Relisting decision: California judge overturned 2020 FWS rule to delist gray wolves
Many organizations, agencies and producers are disappointed in a decision made by northern California’s U.S. District Judge Jeffery White, which returns gray wolves to the Endangered Species Act (ESA) list in 45 states.
This decision overturns a 2020 rule by the U.S. Fish and Wildlife Service (FWS) to remove wolves from the ESA list in the lower 48 states.
According to White, the 2020 rule relied too heavily on thriving gray wolf populations near the Great Lakes and in the Rocky Mountains and did not take into consideration populations in the rest of the contiguous United States.
“The FWS did not adequately consider threats to wolves outside of these core populations,” he wrote. “Instead, the FWS avoids analyzing these wolves by concluding, with little explanation or analysis, wolves outside of the core populations are not necessary to the recovery of the species.”
Additionally, White said the 2020 delisting rule by FWS dismissed loss of habitat and historic range for gray wolves, noting the FWS “failed to adequately analyze and consider the impacts of partial delisting and of historical range loss on the already-listed species.”
The 2020 delisting did not apply to wolf populations in the northern Rocky Mountain Region – Idaho, Montana, Wyoming, a small corner of Utah and the eastern-third of Oregon and Washington – which were federally delisted in 2011.
Ag groups disappointed
The National Cattlemen’s Beef Association (NCBA) and Public Lands Council (PLC) expressed opposition to the ruling.
“It’s disappointing environmental activism carried more weight than science in this case,” said NCBA Director of Natural Resources and PLC Executive Director Kaitlynn Glover. “Rather than ruling on due process and adherence to recovery criterion, Judge White chose to remand the rule and undermine one of the most successful ESA recovery stories in U.S. history.”
Glover continued, “This is just another attempt by activist groups to ignore the facts and rewrite the history of gray wolf recovery in the U.S.”
Since the species original ESA listing in 1974, the gray wolf population has seen tremendous recovery, exceeding recovery goals by 300 percent.
“ESA should not be used as a permanent management tool,” Glover added. “This decision conflicts with the intended purpose of the act and removes critical management tools for wolves living alongside farmers and ranchers, threatening rural economies and vital land and natural resource conservation.”
American Farm Bureau Federation (AFBF) President Zippy Duvall noted, “AFBF is extremely disappointed in the ruling to return the gray wolf to the Endangered Species List.

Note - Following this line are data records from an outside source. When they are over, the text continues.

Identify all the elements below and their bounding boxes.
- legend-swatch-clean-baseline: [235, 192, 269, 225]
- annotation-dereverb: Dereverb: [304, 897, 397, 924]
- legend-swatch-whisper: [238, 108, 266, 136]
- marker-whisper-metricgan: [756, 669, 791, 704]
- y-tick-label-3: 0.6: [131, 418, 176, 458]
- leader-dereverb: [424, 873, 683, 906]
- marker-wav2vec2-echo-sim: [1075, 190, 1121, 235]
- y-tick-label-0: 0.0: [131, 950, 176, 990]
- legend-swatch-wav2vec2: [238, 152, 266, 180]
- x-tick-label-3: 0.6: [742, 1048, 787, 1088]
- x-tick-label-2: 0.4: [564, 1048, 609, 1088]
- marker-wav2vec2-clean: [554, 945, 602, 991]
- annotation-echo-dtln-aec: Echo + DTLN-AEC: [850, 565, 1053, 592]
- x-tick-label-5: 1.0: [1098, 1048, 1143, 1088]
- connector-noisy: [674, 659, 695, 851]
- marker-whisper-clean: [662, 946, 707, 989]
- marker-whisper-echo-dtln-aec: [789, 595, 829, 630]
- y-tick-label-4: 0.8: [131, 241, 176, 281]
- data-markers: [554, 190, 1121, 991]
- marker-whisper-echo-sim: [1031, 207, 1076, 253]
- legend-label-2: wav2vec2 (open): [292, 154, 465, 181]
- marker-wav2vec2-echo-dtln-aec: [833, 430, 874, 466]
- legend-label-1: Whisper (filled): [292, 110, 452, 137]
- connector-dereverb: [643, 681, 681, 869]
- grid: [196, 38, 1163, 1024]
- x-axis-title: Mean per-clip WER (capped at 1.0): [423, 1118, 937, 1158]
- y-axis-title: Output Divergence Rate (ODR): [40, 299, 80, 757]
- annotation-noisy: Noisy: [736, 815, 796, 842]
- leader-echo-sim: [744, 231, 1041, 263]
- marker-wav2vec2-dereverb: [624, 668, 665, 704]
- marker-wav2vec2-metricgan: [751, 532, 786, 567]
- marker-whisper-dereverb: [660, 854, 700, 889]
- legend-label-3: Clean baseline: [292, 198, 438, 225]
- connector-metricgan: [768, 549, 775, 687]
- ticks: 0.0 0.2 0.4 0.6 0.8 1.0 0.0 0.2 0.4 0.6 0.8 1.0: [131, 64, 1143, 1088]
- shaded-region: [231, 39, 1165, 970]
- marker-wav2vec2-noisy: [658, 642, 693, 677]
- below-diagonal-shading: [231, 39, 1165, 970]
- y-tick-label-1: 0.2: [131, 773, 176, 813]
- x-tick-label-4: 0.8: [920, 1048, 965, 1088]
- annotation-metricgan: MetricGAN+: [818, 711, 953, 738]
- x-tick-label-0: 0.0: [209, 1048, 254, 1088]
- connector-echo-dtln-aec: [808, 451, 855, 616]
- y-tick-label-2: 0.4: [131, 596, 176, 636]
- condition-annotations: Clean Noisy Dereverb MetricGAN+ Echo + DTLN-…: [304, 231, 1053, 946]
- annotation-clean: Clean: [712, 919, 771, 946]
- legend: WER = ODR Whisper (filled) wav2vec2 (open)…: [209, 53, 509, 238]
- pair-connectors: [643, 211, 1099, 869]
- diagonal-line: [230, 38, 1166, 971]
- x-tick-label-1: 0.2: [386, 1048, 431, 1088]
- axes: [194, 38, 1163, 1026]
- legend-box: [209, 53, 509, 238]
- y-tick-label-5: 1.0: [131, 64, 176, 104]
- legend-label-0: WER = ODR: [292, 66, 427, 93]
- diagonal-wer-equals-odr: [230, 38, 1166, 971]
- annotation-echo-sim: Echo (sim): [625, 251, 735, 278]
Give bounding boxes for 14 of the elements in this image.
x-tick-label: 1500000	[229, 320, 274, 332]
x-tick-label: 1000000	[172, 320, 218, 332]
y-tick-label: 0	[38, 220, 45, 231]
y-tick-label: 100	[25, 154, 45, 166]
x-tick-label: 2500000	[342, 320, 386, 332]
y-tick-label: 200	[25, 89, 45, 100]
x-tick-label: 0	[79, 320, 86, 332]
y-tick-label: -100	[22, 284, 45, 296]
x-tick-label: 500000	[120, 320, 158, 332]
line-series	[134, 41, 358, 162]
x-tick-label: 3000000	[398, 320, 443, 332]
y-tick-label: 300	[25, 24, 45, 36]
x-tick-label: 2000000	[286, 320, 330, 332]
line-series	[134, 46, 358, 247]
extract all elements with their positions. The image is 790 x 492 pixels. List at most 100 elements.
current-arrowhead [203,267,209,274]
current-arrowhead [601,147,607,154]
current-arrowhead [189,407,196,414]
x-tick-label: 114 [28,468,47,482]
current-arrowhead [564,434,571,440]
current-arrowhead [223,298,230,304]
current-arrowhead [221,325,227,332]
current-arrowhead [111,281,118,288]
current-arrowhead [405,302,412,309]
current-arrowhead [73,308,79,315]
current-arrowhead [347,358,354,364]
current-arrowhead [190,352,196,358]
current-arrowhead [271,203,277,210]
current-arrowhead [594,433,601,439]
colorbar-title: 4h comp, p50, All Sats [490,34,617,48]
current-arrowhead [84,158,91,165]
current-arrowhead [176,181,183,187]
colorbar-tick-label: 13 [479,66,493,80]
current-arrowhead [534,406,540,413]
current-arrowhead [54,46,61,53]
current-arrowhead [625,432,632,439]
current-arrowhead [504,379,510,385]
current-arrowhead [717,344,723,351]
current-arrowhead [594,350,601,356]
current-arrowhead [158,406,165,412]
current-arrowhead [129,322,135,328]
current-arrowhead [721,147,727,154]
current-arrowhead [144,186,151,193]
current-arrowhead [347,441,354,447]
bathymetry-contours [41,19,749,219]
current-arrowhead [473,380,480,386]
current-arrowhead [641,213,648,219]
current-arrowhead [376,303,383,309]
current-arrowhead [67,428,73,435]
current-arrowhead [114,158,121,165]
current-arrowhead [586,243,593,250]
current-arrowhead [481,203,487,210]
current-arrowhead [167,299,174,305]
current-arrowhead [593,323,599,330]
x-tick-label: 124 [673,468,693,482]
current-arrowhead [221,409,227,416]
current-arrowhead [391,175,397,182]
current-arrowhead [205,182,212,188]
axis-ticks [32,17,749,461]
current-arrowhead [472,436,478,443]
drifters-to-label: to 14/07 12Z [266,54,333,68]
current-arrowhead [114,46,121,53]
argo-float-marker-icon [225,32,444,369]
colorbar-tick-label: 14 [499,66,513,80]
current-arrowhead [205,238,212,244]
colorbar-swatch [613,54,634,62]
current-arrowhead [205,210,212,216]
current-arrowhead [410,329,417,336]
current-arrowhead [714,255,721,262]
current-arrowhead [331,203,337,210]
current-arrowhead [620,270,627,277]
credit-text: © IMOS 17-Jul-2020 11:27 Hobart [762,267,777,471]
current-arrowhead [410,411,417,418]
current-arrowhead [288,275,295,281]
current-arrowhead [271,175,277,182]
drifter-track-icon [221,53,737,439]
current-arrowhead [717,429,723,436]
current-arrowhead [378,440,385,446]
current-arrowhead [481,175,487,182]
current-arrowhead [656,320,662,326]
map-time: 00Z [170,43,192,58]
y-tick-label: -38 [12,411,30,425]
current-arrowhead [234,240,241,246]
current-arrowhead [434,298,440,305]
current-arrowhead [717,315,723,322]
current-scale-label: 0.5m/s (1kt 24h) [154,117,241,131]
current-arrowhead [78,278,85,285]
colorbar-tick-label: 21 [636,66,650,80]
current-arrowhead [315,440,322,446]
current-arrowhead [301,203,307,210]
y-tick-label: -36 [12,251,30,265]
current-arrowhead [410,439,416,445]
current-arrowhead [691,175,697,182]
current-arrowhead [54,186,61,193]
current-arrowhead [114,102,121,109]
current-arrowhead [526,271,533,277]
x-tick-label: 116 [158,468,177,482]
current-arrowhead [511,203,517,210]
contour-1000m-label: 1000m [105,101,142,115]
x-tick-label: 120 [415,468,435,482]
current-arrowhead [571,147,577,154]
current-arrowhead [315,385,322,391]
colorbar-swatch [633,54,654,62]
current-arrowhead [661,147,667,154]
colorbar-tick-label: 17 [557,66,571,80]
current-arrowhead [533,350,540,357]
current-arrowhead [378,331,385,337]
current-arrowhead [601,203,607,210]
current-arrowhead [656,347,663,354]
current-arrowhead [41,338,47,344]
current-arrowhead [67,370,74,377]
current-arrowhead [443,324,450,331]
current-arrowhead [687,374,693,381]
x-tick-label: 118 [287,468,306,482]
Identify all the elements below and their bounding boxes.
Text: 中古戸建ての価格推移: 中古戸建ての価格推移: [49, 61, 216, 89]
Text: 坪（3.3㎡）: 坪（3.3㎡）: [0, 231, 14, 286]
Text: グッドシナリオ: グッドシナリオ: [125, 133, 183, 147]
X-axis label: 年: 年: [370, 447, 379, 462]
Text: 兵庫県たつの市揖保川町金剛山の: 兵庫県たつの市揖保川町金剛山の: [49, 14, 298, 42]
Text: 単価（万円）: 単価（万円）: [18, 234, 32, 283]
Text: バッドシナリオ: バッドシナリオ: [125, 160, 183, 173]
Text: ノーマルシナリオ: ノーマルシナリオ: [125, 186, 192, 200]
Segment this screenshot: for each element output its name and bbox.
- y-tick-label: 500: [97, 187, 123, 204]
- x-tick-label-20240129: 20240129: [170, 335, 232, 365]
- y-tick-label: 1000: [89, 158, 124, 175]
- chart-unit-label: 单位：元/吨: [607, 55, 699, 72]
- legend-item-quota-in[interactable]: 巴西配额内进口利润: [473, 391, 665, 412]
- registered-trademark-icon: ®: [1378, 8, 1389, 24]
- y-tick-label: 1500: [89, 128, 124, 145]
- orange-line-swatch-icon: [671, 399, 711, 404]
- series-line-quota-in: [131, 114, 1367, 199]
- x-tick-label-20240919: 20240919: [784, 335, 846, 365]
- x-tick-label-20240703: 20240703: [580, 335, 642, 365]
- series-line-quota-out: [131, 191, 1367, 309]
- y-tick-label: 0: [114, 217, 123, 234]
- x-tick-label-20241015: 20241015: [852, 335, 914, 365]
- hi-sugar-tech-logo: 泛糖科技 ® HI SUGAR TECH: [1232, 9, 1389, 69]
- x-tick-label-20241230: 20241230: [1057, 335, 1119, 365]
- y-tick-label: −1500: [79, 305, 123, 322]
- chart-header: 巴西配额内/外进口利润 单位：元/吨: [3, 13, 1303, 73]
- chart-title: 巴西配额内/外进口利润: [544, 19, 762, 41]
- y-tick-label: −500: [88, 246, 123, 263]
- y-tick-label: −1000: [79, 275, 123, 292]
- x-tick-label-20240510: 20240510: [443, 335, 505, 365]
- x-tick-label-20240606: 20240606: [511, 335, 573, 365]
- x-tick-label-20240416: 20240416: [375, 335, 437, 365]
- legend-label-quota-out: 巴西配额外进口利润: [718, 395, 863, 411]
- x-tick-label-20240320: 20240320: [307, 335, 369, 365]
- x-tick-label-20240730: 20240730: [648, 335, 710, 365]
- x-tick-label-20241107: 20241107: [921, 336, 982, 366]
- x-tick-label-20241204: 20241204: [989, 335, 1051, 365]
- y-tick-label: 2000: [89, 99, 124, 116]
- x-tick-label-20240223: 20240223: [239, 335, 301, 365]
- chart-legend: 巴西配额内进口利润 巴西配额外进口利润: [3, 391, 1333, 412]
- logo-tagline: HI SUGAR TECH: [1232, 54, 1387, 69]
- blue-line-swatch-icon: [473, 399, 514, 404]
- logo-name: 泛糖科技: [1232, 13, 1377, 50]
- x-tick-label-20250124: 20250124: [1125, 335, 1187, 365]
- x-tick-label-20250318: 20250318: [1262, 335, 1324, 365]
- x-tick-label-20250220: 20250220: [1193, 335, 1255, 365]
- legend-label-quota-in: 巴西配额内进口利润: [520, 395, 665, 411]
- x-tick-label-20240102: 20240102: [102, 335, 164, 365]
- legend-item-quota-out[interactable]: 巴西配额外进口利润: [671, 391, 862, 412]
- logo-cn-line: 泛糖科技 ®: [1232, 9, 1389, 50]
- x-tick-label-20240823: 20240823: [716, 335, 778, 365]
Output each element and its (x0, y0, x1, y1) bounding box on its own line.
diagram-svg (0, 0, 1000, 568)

The gray wolf exceeded recovery goals and should be celebrated as an ESA success story.”
He continued, “The ESA is intended to promote species recovery and delisting, not to impose permanent protected status for animals now thriving. This ruling ignored ESA goals and threatens recovery efforts for other animals.”
Duvall added, “Farmers and ranchers share the goal of a healthy and thriving ecosystem. Management of the fully recovered gray wolf should be overseen by the states, which can best determine the most appropriate course of action for each region.”
Wolves in Colorado
This ruling is expected to impact Colorado’s current plan to reintroduce wolves following a ballot initiative, as species listed under the ESA are federally managed. However, the ruling complicates predation issues producers in northern Colorado are experiencing.
Several producers near Walden, Colo. have lost cattle and a dog to a pack of eight wolves. This pack was formed after two adults moved south from Wyoming and had six pups in the spring of 2021.